Please note that when referring to information throughout this report, for example any reference to the Quality and Outcomes Framework data, this relates to the most recent information available to the CQC at that time.
Our key findings across all the areas we inspected were as follows:
There was an open and transparent approach to safety and an effective system in place for reporting and recording significant events.
Risks to patients were assessed and well managed.
The practice spoke about challenges faced to recruit permanent GPs to the practice but systems were in place to ensure sufficient cover.

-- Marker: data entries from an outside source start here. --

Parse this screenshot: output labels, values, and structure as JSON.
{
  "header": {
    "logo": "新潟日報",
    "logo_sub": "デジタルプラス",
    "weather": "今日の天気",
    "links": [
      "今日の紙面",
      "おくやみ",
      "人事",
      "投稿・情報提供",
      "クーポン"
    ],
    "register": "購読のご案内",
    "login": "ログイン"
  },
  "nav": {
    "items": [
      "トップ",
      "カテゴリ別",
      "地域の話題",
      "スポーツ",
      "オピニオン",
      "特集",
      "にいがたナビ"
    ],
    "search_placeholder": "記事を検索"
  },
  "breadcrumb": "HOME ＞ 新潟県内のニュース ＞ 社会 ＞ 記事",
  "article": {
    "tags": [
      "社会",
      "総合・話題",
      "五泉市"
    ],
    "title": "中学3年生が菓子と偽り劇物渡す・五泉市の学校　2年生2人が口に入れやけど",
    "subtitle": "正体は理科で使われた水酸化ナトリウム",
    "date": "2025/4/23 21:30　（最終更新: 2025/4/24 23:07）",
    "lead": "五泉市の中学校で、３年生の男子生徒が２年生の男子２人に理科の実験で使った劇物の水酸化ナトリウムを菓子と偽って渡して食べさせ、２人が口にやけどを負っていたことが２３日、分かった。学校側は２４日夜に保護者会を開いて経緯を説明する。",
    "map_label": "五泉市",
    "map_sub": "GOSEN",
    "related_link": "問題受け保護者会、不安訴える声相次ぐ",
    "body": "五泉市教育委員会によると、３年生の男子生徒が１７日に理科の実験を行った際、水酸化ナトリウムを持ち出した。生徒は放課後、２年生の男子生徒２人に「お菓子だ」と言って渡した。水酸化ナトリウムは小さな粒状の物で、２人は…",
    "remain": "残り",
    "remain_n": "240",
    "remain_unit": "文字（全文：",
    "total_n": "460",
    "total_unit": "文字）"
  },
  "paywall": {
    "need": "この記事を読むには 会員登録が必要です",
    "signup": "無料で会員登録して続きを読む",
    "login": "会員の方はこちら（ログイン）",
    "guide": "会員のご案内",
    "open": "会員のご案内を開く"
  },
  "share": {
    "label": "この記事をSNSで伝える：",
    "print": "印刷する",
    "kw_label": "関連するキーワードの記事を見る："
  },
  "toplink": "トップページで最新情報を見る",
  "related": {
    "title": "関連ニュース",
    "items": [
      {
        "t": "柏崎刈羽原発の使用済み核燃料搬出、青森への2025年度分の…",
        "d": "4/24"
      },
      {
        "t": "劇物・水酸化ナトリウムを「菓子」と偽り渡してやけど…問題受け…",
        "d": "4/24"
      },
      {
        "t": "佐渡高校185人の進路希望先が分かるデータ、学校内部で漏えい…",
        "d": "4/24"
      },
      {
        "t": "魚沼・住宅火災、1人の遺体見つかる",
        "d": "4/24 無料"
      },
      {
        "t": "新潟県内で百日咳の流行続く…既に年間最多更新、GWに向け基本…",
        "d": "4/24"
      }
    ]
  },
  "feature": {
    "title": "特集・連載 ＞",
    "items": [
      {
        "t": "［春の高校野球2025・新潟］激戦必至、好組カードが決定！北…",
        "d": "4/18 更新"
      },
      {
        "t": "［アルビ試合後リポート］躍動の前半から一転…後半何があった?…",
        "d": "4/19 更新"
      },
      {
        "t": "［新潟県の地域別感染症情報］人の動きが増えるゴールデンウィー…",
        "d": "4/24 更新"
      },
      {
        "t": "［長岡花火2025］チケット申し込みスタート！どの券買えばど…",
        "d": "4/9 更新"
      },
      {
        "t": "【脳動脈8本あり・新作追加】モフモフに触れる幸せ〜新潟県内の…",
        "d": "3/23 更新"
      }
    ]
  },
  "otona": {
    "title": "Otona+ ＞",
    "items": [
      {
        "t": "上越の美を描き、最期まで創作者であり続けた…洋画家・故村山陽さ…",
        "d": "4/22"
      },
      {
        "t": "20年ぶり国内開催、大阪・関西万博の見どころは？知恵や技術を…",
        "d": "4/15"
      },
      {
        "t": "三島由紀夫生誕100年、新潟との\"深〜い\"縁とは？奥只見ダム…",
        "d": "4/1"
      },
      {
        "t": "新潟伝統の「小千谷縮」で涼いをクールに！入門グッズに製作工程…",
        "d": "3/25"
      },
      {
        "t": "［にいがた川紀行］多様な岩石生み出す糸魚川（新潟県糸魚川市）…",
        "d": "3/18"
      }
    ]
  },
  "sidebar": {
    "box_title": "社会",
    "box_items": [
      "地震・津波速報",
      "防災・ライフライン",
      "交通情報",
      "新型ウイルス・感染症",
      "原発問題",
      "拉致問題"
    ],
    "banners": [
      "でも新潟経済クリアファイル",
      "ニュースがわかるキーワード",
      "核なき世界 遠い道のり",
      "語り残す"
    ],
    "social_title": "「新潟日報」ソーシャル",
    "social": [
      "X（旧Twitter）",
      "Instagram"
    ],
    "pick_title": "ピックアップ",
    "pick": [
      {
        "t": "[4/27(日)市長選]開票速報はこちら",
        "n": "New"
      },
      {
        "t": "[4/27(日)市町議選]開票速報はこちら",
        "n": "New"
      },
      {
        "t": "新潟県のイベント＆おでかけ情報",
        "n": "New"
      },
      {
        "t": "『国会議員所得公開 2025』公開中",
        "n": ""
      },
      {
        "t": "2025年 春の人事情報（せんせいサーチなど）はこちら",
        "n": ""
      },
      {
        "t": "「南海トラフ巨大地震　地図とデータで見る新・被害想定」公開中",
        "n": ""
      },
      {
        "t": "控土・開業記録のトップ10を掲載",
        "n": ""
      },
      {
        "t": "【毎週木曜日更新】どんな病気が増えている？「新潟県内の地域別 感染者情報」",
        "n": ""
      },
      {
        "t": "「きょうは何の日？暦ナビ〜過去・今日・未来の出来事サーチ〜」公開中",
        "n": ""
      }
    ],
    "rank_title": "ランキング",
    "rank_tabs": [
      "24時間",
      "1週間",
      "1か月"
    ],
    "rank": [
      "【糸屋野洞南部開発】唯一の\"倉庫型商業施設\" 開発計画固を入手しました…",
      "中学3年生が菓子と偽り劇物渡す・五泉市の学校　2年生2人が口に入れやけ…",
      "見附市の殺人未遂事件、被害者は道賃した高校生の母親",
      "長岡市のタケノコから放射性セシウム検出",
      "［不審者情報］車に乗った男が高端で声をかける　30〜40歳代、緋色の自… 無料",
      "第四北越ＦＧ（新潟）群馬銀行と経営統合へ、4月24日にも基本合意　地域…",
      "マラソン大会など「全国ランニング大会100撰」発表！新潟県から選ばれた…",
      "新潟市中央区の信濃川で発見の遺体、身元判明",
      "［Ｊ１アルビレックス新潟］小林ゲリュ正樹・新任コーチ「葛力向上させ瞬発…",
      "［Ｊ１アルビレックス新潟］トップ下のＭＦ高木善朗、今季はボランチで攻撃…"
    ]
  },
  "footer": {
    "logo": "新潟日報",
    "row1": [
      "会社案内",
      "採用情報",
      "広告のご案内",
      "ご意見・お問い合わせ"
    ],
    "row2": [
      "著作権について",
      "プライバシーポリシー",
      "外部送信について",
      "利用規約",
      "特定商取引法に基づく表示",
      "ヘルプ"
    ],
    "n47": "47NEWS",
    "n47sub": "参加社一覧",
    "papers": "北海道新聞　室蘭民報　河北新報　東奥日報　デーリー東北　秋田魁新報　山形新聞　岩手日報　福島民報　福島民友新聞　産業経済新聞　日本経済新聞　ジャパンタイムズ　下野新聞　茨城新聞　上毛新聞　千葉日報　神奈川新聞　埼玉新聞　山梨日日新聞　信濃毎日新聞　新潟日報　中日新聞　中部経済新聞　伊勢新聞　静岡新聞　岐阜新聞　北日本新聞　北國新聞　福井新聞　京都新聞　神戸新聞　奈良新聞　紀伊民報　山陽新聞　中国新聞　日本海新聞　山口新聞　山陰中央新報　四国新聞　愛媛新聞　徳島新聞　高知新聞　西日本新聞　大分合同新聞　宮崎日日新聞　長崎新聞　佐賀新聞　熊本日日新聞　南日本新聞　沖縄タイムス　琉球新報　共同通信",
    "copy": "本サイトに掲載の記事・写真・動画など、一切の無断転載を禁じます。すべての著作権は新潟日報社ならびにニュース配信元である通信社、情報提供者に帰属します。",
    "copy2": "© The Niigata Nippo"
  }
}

Staff assessed patients’ needs and delivered care in line with current evidence based guidance. Staff had been trained to provide them with the skills, knowledge and experience to deliver effective care and treatment.
Patients said they were treated with compassion, dignity and respect and they were involved in their care and decisions about their treatment.
Information about services and how to complain was available and easy to understand.
Patient feedback showed access to appointments was similar to other practices locally however patients at this practice found it more difficult to get through on the phone
Urgent appointments were available the same day.
The practice had good facilities and was well equipped to treat patients and meet their needs.
There was a clear leadership structure and staff felt supported by management. The practice proactively sought feedback from patients, which it acted on.
The provider was aware of and complied with the requirements of the duty of candour.
We saw an area of outstanding practice:
The practice estimated approximately 90% of patients had English as a second language and 99 different languages were spoken among patients on their practice list. There was a high need for translators. In response to this the practice had regular block bookings each week with translators for five different languages , they could then offer patients of these languages appointments in which a translator was available. Staff told us that having translators on-site meant they were more efficient and were able to keep appointments to time.
The areas where the provider should make improvement are:
Ensure equipment calibration checks include all relevant clinical equipment.
Review how the use of clinical audits may better support service improvement.
Review processes for managing diabetes at the practice to see how this might be improved.
Ensure patients with a learning disability receive the opportunity for an annual health review.
Identify and implement actions to improve uptake of national screening programms for bowel and breast cancer.
Review and implement ways in which the identification of carers might be improved so that they may receive support.
Review how the practice might further improve telephone access.